Name change: Vital is now TSYS Acquiring Solutions
fter nearly a decade as a stepchild of Visa U.S.A. and Total Systems Services (now known as TSYS), Vital Processing Services, the Tempe, Ariz.-based provider of transaction acquiring solutions, is ready to stake a place of its own in the market. The company has changed its name to TSYS Acquiring Solutions.
"It's a unique identifier," said Bev Wells, President and Chief Executive Officer of TSYS Acquiring Solutions. "It tells our customers that we're in this business for the long term."
Wells, a veteran banker who last headed treasury services and then card services at Wachovia Corp., was brought in to run Vital in 2003. During her tenure at Wachovia, Wells orchestrated that bank's sale of its credit card business to Bank One Corp., which is now part of JPMorgan Chase & Co.
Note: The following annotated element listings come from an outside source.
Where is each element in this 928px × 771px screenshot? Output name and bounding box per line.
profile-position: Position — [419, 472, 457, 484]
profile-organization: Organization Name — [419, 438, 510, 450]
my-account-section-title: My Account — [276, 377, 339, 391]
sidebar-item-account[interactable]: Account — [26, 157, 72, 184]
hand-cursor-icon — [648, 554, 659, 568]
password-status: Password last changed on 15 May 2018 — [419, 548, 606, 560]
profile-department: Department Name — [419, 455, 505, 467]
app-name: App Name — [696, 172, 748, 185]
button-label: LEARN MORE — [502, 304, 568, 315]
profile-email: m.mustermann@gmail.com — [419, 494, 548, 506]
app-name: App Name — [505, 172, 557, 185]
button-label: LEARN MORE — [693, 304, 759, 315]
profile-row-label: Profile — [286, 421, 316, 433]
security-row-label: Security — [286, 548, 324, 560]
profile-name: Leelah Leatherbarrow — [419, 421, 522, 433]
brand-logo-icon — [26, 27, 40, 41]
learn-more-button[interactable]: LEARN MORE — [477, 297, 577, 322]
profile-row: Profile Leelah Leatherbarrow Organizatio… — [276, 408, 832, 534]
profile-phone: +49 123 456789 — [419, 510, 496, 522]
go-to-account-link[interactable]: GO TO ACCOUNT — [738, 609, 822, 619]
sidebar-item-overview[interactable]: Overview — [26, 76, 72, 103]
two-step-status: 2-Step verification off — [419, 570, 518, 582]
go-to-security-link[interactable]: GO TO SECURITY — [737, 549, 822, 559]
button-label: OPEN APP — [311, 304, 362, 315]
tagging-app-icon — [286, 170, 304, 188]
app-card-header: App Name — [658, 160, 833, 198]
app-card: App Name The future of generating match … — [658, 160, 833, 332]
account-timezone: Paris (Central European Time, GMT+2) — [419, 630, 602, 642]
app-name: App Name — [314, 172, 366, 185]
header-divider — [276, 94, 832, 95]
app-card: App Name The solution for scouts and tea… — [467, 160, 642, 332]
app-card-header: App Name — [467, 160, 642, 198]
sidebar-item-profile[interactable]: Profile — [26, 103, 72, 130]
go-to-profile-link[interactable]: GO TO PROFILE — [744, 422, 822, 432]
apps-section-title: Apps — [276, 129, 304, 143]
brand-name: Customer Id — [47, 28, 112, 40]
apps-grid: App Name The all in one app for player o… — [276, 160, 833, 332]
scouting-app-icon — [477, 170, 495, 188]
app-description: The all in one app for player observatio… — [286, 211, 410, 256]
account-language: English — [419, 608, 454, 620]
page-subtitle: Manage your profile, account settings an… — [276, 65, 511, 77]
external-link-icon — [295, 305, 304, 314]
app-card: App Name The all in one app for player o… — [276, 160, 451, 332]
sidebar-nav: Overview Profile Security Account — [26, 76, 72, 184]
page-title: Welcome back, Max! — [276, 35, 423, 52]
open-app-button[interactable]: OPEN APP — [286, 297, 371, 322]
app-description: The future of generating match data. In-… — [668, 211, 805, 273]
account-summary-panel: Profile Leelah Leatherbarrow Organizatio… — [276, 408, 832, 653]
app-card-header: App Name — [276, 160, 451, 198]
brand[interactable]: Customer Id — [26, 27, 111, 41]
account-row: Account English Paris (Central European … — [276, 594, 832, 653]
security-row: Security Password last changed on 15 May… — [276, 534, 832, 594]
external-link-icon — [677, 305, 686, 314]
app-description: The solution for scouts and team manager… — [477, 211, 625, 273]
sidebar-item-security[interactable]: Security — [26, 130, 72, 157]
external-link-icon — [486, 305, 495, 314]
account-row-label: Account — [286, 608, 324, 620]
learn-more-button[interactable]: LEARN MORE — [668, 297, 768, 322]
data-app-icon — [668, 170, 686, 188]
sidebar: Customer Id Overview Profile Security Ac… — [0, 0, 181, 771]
"Our new name leverages and builds on a strong and respected TSYS brand, both domestically and internationally, and allows us to accelerate innovation, create more strategic value and further develop opportunities for our client partners; for our employees; for our stakeholders; and now, as part of a publicly traded company, our shareholders," she said.
No longer morphing names
In May 1996, Vital began as a joint venture of Visa and TSYS, which is majority-owned by Synovus Financial Corp., of Columbus, Ga. The idea was to create a company that could compete head-to-head against First Data Corp., the largest U.S. acquiring business.
Visa merged its VisaNet authorization and data capture network with TSYS' clearing and settlement system. (The name Vital came from a morphing of the two original owners' names, Visa and Total.)
In March 2005, TSYS bought out Visa's remaining 50% equity stake share of the company, and Vital became a wholly owned TSYS subsidiary. The TSYS buyout was prompted by a combination of factors, Wells said, including a desire to pursue international clients, especially for card-issuing services. As long as the company was part-owned by Visa, an Association controlled by Visa card issuers, those plans couldn't progress.
New offerings
At the 2006 ETA Annual Meeting & Expo, Wells and her staff spent time showing off the new name and meeting with clients, press and others under the TSYS Acquiring Solutions banner.
The company also used the Expo to showcase several new offerings in support of contactless, dynamic currency conversion, gift card, service-station/convenience-store payments, and merchant statement and reporting capabilities for acquirer research and portfolio management.
Synovus, which owns an 80% interest in TSYS, consistently earns high marks as an employer and a publicly traded company. Fortune magazine has honored Synovus as one of its "Most Admired Companies" and has listed it as one of the "100 Best Companies to Work For."
Its standing as a unit of Synovus bodes well for TSYS Acquiring Solutions clients, Wells said. "Our clients get the same type of treatment as the people in the company."